By: Michael Scida, Director of Retail Business Development at Environics Analytics
After two years of steady declines in mall foot traffic, we saw a resurgence in 2022 with 3.1B visits across Canada.
Despite foot traffic being up 35% from 2021, we are still down 28% from pre-pandemic (2019) levels. Even with the decreased foot traffic, we’re witnessing above-average retail sales increases of 12% (adjusted for inflation) since 2019.
This trend is leading to much more purposeful shopping trips from customers with increased spend per visit and higher basket counts.
However, while some mall types have bounced back quite well, others are still far behind pre-pandemic levels. Mixed-use and downtown malls, despite having solid year-over-year increases, are still 50% down from pre-pandemic.
The worry for many downtown retailers and QSRs is that the changing geography of the workplace and hybrid work schedules may curtail further traffic level improvement at downtown properties.
However, it’s not all bad news; Super Regional malls grew the most out of any mall type with an increased visitation of 55% on the year and are now only 14% behind 2019 metrics. In fact, November and December of 2022 saw the highest foot traffic numbers in nearly three years, surpassing 2019.

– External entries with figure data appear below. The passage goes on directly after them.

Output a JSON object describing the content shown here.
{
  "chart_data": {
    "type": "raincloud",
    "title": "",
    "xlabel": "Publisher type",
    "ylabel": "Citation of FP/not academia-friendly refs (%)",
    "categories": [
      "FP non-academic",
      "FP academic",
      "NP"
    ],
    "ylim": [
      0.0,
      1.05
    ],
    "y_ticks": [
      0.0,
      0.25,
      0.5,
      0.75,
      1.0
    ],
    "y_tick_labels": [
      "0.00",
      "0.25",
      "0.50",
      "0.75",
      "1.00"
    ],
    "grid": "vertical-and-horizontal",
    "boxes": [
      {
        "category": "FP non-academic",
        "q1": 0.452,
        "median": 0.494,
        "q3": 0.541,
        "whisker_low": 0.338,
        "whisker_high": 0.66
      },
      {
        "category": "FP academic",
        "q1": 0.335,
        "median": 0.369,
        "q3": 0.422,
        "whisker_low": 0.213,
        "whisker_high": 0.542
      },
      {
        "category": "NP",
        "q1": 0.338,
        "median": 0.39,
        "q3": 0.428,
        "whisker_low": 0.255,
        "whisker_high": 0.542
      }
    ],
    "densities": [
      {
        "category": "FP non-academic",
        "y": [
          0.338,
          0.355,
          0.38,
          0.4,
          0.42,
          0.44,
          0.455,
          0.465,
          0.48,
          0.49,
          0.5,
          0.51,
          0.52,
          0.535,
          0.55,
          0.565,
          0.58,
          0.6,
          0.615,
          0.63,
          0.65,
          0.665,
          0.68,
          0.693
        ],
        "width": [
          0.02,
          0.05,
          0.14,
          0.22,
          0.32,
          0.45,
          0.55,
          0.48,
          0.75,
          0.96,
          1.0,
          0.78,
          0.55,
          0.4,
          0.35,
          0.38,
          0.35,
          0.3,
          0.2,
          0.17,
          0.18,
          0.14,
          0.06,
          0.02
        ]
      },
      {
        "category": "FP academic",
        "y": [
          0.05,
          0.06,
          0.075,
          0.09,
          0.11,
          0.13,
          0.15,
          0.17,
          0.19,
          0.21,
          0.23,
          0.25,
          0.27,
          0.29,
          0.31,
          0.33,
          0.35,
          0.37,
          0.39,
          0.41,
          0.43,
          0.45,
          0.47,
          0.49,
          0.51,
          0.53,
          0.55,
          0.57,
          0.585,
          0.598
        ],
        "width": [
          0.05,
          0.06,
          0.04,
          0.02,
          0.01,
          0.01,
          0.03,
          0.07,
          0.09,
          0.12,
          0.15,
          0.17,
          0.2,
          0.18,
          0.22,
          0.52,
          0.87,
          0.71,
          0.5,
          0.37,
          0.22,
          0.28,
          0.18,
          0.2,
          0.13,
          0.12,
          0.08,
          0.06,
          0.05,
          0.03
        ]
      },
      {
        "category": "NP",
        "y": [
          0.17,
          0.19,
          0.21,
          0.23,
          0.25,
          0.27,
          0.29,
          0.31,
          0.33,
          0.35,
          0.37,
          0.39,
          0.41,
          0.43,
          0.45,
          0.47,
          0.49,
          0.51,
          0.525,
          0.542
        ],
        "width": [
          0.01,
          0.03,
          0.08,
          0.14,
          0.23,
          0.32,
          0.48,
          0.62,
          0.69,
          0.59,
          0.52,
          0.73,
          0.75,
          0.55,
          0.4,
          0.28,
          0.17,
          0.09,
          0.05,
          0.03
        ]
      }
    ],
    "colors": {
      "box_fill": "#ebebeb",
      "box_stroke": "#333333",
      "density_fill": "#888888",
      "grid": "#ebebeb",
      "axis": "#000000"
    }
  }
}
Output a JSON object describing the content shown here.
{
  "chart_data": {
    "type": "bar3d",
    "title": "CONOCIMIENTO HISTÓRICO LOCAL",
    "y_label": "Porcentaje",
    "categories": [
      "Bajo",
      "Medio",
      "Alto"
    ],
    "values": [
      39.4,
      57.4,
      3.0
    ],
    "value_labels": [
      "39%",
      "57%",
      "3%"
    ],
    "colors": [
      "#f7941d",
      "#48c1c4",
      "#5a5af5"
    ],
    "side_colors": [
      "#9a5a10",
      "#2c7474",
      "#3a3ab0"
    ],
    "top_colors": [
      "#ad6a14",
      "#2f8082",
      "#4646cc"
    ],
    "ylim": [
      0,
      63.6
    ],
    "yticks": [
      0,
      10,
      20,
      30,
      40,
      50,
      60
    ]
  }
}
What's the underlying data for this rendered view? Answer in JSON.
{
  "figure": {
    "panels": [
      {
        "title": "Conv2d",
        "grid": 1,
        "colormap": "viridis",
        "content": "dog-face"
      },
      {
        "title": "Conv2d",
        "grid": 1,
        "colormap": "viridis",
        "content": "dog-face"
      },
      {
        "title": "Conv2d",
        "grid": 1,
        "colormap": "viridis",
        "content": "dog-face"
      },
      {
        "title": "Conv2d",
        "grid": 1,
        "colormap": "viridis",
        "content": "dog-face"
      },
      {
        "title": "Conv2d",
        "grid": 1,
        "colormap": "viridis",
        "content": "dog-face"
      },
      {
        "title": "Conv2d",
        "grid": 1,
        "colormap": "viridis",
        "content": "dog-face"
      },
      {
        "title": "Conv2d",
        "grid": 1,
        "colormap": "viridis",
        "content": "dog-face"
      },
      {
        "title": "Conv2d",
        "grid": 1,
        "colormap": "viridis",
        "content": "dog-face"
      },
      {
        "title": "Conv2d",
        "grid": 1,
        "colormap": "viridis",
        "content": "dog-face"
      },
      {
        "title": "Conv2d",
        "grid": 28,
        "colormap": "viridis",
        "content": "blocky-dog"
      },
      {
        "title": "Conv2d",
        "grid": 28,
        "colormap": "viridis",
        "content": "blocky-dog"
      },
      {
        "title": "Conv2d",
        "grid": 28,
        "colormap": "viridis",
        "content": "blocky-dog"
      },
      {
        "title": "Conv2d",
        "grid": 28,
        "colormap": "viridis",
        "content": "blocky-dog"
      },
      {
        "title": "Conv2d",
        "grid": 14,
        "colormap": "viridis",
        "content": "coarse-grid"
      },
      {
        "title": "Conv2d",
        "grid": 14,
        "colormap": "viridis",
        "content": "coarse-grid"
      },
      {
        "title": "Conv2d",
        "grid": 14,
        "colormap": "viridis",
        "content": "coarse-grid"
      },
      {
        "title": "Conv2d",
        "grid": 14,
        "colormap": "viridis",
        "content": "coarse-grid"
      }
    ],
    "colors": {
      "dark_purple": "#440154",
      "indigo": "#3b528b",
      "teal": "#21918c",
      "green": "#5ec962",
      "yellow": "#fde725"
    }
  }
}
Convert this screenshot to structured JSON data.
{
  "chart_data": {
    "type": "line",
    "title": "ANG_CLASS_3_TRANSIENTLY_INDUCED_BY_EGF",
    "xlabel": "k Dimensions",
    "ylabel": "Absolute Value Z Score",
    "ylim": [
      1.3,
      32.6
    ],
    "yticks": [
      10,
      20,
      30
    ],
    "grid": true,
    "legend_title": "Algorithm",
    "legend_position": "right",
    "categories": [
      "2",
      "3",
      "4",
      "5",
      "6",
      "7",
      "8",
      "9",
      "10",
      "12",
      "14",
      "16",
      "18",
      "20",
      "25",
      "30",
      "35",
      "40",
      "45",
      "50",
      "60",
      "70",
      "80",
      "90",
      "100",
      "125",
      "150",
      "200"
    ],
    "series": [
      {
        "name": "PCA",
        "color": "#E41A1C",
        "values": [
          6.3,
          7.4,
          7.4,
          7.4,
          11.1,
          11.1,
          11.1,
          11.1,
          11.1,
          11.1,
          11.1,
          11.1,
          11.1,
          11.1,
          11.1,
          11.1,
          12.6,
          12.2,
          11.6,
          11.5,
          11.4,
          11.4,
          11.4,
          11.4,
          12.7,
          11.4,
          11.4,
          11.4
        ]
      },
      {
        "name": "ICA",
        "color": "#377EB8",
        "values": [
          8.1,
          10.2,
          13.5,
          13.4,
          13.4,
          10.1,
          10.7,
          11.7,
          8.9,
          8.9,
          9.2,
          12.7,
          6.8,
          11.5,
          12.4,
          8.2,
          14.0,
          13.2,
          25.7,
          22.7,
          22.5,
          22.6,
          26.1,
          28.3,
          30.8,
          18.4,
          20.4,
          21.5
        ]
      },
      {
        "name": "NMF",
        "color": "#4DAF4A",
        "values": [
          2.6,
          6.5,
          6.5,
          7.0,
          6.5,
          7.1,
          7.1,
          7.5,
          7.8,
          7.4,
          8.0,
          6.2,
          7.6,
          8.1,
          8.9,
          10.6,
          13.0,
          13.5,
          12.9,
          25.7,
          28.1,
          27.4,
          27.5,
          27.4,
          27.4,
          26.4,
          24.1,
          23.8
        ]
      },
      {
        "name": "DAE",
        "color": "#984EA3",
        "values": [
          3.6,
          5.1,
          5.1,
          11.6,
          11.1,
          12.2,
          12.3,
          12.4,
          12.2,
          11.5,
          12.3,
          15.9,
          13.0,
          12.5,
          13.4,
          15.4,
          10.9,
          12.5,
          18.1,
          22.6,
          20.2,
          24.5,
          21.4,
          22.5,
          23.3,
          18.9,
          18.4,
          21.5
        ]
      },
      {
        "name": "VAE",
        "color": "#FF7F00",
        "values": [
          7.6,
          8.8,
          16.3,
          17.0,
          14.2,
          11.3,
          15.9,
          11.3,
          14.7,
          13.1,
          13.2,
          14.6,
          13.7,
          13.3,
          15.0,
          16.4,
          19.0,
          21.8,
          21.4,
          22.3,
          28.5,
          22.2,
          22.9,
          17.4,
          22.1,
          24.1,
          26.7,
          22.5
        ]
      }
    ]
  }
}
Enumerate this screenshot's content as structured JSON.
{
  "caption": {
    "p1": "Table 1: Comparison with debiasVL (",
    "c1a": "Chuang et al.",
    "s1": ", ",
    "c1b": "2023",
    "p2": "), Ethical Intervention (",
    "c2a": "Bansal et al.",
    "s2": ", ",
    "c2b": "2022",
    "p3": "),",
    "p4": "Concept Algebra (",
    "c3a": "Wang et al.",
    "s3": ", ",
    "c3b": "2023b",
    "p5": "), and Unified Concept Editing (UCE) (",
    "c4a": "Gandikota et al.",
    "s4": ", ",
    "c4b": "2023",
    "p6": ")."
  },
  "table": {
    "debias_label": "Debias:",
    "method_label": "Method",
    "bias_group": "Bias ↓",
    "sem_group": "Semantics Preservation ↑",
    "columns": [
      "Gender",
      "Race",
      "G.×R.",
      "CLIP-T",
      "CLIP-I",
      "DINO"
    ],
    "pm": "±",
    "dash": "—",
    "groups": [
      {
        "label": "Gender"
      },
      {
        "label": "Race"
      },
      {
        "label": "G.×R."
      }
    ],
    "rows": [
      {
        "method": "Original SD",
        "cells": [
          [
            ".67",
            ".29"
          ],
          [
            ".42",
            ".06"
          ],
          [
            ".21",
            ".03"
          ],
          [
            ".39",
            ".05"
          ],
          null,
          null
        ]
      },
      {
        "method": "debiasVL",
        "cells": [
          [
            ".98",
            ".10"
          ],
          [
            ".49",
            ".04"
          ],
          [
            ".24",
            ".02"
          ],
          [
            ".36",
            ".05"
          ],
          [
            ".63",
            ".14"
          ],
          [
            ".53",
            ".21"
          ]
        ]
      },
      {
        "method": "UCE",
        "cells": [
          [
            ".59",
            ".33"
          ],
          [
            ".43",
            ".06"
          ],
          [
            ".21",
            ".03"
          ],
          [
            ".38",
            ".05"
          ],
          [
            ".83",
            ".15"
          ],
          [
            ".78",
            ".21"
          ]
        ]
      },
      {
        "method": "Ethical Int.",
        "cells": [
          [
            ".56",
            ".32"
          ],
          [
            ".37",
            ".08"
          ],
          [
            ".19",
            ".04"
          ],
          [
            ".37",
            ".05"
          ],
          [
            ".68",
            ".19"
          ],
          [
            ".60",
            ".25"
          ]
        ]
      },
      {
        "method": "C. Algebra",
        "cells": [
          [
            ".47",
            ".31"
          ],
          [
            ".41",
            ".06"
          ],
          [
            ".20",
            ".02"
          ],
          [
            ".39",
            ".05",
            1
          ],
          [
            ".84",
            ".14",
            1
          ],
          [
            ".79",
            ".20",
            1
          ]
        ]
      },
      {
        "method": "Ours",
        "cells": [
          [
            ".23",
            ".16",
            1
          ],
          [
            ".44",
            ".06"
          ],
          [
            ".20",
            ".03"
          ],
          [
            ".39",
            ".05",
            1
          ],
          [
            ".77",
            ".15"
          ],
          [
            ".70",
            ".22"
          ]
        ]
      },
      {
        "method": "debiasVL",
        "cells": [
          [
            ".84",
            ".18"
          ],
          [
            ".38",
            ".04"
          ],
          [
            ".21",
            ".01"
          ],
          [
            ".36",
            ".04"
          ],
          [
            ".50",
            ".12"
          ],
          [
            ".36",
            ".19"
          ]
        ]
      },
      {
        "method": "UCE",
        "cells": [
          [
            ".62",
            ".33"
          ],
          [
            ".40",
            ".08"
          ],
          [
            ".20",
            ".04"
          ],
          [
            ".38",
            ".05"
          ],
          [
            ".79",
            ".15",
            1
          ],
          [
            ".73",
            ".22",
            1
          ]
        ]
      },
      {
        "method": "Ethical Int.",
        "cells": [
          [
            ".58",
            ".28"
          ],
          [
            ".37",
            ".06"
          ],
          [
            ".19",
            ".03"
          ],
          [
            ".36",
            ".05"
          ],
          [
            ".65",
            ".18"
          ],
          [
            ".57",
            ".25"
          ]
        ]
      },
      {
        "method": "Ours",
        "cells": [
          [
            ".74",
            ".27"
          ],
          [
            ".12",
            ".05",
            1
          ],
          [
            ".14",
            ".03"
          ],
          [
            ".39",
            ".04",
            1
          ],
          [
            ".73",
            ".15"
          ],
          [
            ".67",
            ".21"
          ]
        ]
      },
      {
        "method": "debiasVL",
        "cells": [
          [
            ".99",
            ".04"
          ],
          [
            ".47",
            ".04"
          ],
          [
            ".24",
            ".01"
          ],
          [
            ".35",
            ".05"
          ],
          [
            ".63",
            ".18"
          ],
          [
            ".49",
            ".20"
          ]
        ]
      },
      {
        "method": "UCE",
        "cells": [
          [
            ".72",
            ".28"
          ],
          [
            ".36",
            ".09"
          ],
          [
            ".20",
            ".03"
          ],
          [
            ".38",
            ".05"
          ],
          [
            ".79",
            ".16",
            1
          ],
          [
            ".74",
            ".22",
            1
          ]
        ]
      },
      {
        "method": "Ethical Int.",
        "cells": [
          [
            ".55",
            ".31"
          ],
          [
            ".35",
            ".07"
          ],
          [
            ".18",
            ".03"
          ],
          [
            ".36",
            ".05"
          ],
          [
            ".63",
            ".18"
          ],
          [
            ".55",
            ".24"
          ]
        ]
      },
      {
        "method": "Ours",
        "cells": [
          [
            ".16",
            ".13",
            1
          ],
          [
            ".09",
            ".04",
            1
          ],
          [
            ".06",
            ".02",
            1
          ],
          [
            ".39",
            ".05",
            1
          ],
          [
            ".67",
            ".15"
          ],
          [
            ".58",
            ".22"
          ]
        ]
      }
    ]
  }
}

When we look at mall format – indoor vs outdoor focused, we see an evident pattern of dominance following pandemic-related regulations. Outdoor-focused malls did better at the height of the pandemic, while indoor ones did better once indoor retail was fully back and re-opened in the summer of 2021.
However, indoor downtown malls did not recover compared to their indoor suburban counterparts due to unique conditions experienced downtown.
The trends are telling as we tie foot traffic trends with the return to work. Worker trends across Canada’s biggest cities and Downtown cores are recovering, albeit very slowly.
While most of Canada’s downtowns are currently operating at 50 to 65% capacity compared to 2019, the suburbs have fared much better. Suburb worker capacity ranges by region, but many are on par or slightly below what was seen pre-pandemic.
This has implications, especially for the largest downtown malls, which benefited greatly from the initial influx of workers who lived both downtown and farther afield who may now be working from home anywhere from 1-5 days a week. Downtown malls would have lost a complement of transient, impulse shoppers who, in the past, would have happened to be visiting as part of their everyday routine.
Looking at trends in daypart visitation, we start to see a proportional shift in traffic from weekdays to weekends. While there is less overall traffic at downtown malls, a higher proportion is now weekend versus weekday focused. The same trend is seen in the large suburban malls but is less pronounced.
Certainly, daypart visitation plays a considerable role in operationalizing your retail or QSR location, but a better understanding of the type of mall visitors can position your business for success moving forward. The nuances between a suburban visitor and an urban visitor can contrast greatly, as can their spending patterns when it comes to Restaurants or Clothing, for example.
While the recovery and challenge to bring downtown workers back into the office remain, there are some recent signs of optimism, with several big banks calling on their employees to return to the office in an effort to increase productivity. This will likely help the mixed-use centers and downtown malls in their bid to improve foot traffic and return to pre-pandemic visitation levels.